For instance, consumers who may have splurged on one expensive bottle of Champagne for Valentine’s Day might not have the discretionary income available to do so this year.
Other categories that could suffer include luxury brand cosmetics and fragrance and luxury car leases.
“This will have more of an impact on the L'Oréals, LVMHs and Diageos than the Harry Winstons and Chanels,” Mr. Shullman said.
President Obama speaks on the fiscal cliff decision
Moreover, the current economic conditions in the United States are a concern for all retailers – luxury or mass, per Affluent Insights’ Mr. Ramey.
The luxury industry is likely to remain fragile as long as the U.S. government believes that increasing taxes will solve the deficit, he said.
The industry will also see further withdrawal of the aspirational customer.
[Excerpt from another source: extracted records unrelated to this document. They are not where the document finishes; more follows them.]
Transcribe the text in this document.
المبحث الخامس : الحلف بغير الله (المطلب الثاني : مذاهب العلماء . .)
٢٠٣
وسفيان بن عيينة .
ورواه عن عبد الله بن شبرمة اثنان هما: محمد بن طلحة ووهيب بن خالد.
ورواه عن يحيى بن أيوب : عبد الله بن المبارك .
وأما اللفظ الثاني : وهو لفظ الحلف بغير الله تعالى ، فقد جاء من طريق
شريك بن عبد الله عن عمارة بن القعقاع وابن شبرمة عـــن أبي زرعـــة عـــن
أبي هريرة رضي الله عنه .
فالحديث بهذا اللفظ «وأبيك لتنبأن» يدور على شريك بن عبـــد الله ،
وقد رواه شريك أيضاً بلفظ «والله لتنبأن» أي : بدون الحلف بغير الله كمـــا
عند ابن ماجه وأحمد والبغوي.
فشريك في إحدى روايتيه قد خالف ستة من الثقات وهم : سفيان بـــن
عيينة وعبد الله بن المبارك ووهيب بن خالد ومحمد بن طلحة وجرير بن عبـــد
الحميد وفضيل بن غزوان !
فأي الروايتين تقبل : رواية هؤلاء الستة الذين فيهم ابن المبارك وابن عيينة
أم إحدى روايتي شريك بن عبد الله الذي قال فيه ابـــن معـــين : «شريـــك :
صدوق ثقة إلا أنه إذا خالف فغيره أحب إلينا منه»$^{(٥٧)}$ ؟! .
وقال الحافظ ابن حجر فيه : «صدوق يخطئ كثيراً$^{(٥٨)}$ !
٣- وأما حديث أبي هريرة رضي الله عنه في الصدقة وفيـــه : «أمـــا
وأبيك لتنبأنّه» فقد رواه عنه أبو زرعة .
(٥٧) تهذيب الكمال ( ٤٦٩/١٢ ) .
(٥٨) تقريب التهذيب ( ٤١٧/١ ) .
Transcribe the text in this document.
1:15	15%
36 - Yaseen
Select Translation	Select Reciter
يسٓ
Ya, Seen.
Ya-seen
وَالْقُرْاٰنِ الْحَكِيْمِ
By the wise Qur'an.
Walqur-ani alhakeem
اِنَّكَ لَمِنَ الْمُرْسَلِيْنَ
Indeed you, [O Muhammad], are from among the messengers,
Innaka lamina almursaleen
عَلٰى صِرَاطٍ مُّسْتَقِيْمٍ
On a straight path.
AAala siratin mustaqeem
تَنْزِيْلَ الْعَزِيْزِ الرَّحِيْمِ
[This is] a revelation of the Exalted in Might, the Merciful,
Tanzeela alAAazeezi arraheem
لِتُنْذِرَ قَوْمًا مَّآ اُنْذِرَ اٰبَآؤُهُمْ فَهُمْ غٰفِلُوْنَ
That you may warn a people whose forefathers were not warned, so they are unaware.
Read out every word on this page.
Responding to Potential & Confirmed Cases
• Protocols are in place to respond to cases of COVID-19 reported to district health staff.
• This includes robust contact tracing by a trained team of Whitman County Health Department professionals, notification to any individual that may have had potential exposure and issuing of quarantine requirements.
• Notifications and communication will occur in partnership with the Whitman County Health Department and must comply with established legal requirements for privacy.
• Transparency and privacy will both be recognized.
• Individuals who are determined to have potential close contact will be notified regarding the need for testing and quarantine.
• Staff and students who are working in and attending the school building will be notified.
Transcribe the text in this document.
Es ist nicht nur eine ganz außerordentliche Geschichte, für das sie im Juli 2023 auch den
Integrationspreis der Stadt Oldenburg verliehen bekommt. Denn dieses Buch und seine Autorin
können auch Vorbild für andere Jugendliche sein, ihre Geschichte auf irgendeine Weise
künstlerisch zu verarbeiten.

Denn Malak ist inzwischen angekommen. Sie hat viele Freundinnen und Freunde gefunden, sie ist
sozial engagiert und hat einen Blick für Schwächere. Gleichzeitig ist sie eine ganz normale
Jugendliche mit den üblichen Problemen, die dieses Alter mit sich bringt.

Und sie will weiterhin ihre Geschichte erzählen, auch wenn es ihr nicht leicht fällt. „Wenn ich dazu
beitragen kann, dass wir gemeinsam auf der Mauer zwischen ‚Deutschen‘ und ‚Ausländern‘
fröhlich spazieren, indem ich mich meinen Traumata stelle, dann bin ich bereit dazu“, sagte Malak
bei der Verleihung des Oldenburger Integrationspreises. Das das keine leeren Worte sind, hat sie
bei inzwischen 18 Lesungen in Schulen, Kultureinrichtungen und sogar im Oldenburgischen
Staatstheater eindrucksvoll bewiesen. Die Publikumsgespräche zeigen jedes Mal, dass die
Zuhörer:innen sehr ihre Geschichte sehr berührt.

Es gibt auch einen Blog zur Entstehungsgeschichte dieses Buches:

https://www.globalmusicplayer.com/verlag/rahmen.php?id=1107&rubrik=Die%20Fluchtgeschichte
“There are still critical issues to be resolved in Washington,” Mr. Ramey said. “These issues and the polarizing differences of philosophy will continue to dampen consumer confidence.”
They will spend
In the immediate future, the fiscal cliff legislation will not have an impact on luxury spending, experts agree.
In fact, the decision may help boost spending since wealthy consumers are rid of feelings of uncertainty about their future taxes, per Ron Kurtz, president of the American Affluence Research Center, Atlanta.
The resulting tax increase will not reduce spending from true luxury consumers in the U.S.
But there are other unresolved issues concerning the debt limit and lowering the deficit by cutting spending and perhaps reducing tax deductibles. This could result in an imminent tax increase for wealthy consumers.
“I do not think luxury brands and retailers should worry about the impact of this legislation,” Mr. Kurtz said. “They should be concerned about how the other issues are resolved, as that could have an effect on the stock market and personal income that might depress the spending mood of the affluent.”
All in all, the New Year will probably bring steady growth for the luxury industry much like 2012, per Milton Pedraza, CEO of the Luxury Institute, New York.
The U.S. economy continues to be steady and luxury will likely follow that pattern.
The fiscal cliff legislation will not result in a decrease in discretionary income among households with an individual income of more than $400,000 or a couples’ income of more than $450,000.
“As long as the government is on track to be more fiscally responsible, it will be a longer-term project to rebuild,” Mr. Pedraza said.
“Europe had the same issues,” he said. “There are risks out there, but not imminent risks.”